I'm talking, of course, about Prolong the Fight.

This is easily one of the most powerful cards in the set. Now, I could wax lyrical about why I think this card is so great, and believe me, that would take a very long time, but I'm sure you can figure that out for yourselves. (Actually, if anyone is in any doubt why, ask and I'll explain.) Instead, I'll spare you that and explain just how many decks I see this popping up in.

First of all, virtually every Dwarf deck in the game will play this card. It's an automatic include for any Cleric Warlord in the stunty faction, and will provide a considerable boost for multiclass Cleric/Fighter's like Valhala Abyssbane and The Broken Earth (who, by the way, is getting a considerable number of tricks from this set, possibly enough to elevate him to the status of a half decent Warlord.) It's also going to appear in a lot of non-cleric Dwarf decks like Duty and Nitesh Imaran, both of whom would really appreciate being readied but have lower level characters out in case they haven't got a level 4 Cleric hanging around.

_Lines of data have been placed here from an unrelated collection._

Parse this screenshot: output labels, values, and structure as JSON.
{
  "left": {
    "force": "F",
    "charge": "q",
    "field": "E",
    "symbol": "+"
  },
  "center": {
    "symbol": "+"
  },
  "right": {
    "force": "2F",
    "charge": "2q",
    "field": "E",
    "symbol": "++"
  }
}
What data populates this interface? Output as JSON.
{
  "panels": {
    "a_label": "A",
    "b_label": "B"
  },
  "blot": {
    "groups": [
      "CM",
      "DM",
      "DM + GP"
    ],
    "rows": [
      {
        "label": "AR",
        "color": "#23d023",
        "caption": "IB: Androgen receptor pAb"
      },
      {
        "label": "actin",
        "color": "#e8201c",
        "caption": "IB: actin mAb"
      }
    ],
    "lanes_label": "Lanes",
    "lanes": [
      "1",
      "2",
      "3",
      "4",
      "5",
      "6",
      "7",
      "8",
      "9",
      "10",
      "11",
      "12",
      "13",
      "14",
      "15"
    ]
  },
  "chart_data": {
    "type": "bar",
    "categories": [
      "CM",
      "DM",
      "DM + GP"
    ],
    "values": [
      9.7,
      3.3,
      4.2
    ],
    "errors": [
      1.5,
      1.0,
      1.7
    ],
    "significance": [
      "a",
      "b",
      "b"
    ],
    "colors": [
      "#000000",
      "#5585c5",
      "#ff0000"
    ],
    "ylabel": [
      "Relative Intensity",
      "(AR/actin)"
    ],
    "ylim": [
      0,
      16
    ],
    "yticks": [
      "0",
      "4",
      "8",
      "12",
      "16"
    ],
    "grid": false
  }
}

However, the reason that I like this card so much is that it fits in a whole bunch of other factions. Last Friday I got to face what feels like the millionth incarnation of Laurence's Ichaerus deck, which is starting a Yanthorine to cast Prolong the Fight to ready Papa Netheryn. It's also going to fit really nicely in a lot of Albrecht decks, many of which run backup level clerics to ready everyone's favourite angel. Basically, any deck that plays level 3 or 4 heavy hitters and has access to, or starts Clerics should take a long hard look at this card.

And everybody else, prepare to take an awful lot of looks at this card. It's going to be around for ages.